普通こういうシミュレーションゲームは最初だけ生き延びる辛さがあり、その後発展していくとゲームオーバーの心配はなくなって、強い外敵に立ち向かったり、君だけの理想の街を築き上げよう!状態になるのが常だと思っていたのだが、そうではない。
定期的にやってくる寒波というシステムが否が応でも街の発展を余儀なくされる。
その一から街を築いていく上で必要になるのが法律のシステムなのだが、児童労働法やら、24時間シフトやら、果ては反抗する住民をなくすためのプロパガンダ施設やら、反抗的な態度を取る者は排除するような法律まで出てくる。そしてこれらの法律の効力がえげつない。
街を離れられないように、住民の要望を叶えたり無理に働かせないようにしたり、希望ゲージを常に気にかける必要があるのが、住民に服従を強いる法律を施行するとそのゲージが服従ゲージというものに変わり、何があっても微動だにしなくなるため、一切気にしなくても良くなる。
そりゃあ誰だって理由がないならそんなルールは誰も作りたいなどとは思わないのだが、そういうことをしないと街の運営が立ち行かなくなる。
それも資源がカツカツな中、一刻も早くそれをどうにかしないといけない状況で反発する住民が出てくると、手取り早い手段を取るしかない。
ジェネレーターを維持するための燃料が足りなくなったり、食料が足りなくなったりすると、街全員の生存が危うくなってしまう。
生きるために、徹底的な効率が必要な状況で、道徳やら倫理とは言ってられない。そうやって一歩引いてみると誰もが忌避するようなナチスのような組織を築き上げてしまう。
僕の初回プレイはこのような道筋を辿り、最終的には-120℃の寒波が来たところでインフラが間に合わなくなって、600人ほどいた住民の500人が病人となり、300人が死に、街の不満ゲージがカンストし続けた挙句、リーダーである僕ことプレイヤーが-120℃の中自分で作らせた処刑台で磔にされ、「この独裁者め!」と罵声が浴びられながら、市民に処刑されることになった。その後、残された市民たちがどうなったのかは分からないが、恐らく一人残らず死んでしまったんじゃないかと思う。
インフラが回らなくなったときには少しでも生き延びて寒波が過ぎるのを待とうとしていたので、街の守衛を使って反抗する住民は抑えつけていたのが、次第に守衛も病人となり、抑えつけることも難しくなってしまった。
最後処刑されている最中でさえ僕は「こんなことやってる場合じゃないだろ!今はこの大寒波を皆で乗り越える時だろ!!」と思っていたが、今思えば典型的な悪役の独裁者であった。
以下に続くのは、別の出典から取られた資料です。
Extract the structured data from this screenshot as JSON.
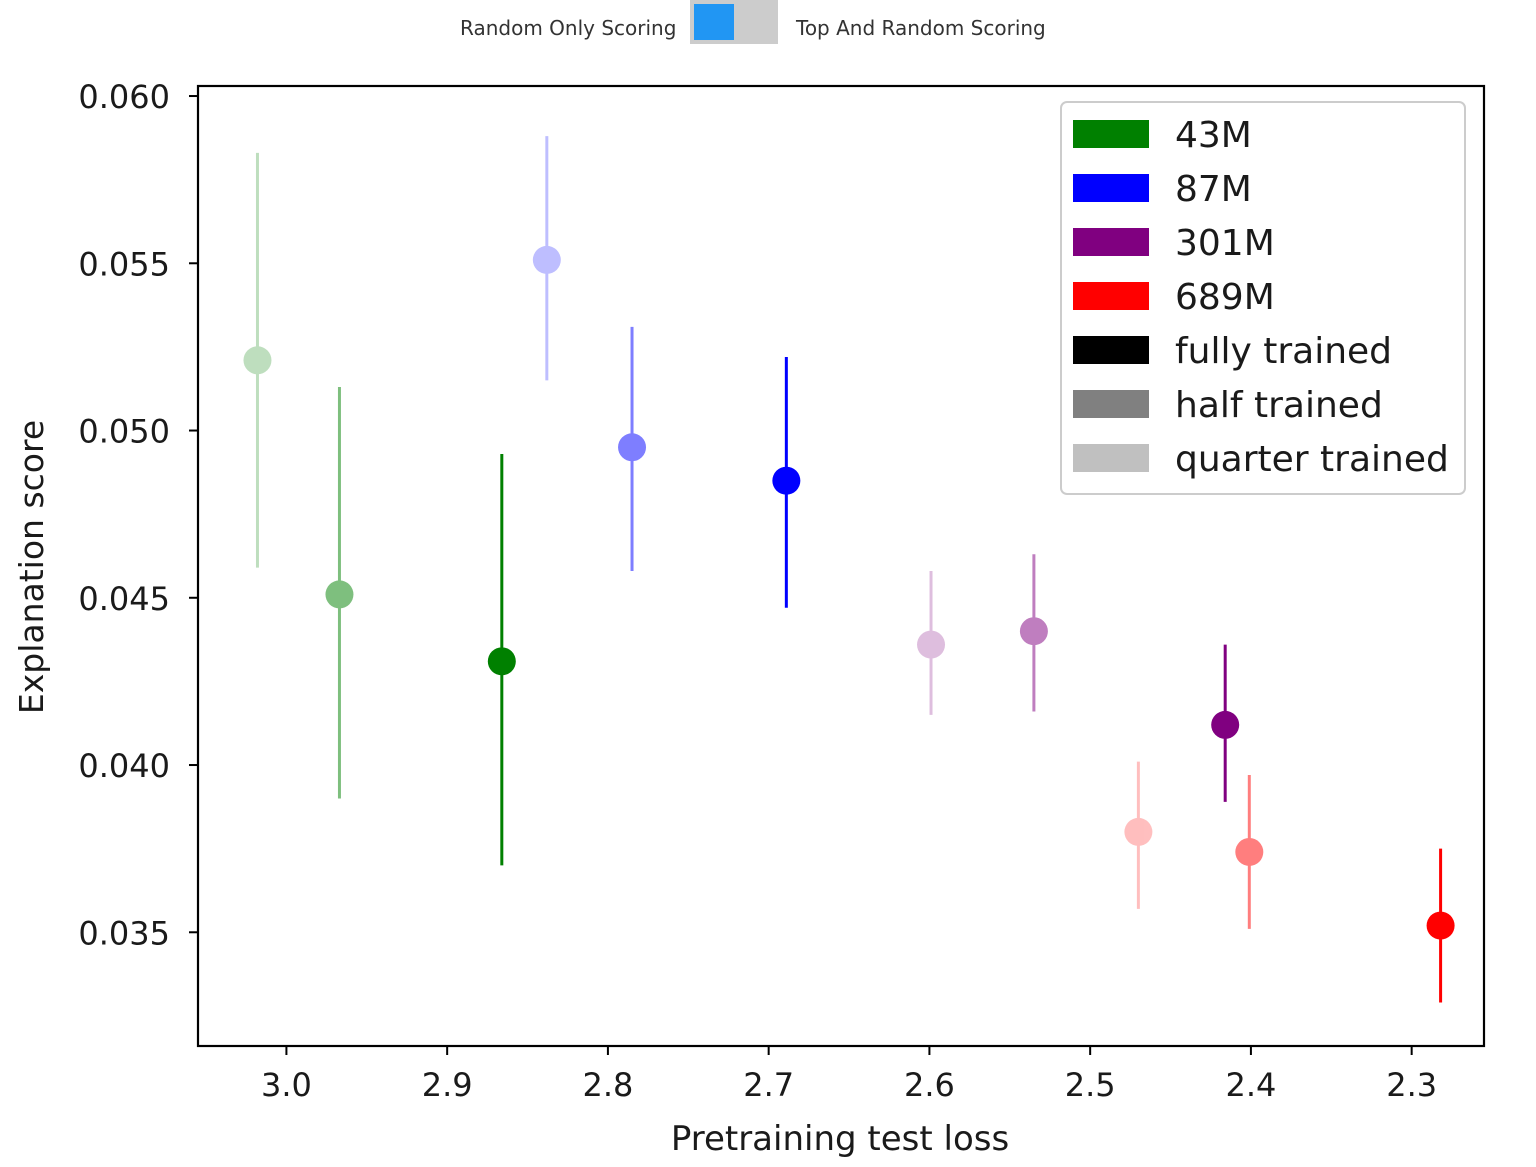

僕は選択型ストーリーのゲームなら基本的には道徳的な選択肢ばかり選ぶのだが、石炭が足りず、採掘場が稼働しない夜になると毎回100人単位で病気になる街で正義やら気合いやらを主張すれば今日にでもゲームオーバーになるのだ。
(僕がシステムの理解不足でそもそもいつ寒波が来るのかも分からず、毎回来てから対処で後手後手になったのが全ての原因なのだが。)
よくある綺麗事だけで世界救っちゃう系主人公とはお話が違いすぎた。
その後、攻略動画を見て、最初から模範解答のような道筋を辿ることで最終的に-150℃にまでなっても資源貯蔵が膨大で、非道徳的な方法を取らずとも終始希望に溢れた街もあると知った。
だが、手探りでなんとか生き延びようとした僕の初回プレイはそれだけで価値があった。
一見最悪な独裁監視社会を築いてしまうプロセスを身を持って体感できたのだ。
道徳というのは力を持った人間にしか唱えられない。
まあ、そういうゲームデザインになってるだけ、と言われたらそれはそうなんだけど。
ゲームオーバーになったらゲームやってる意味ないからね。
それにしても色々と秀逸なゲームだった。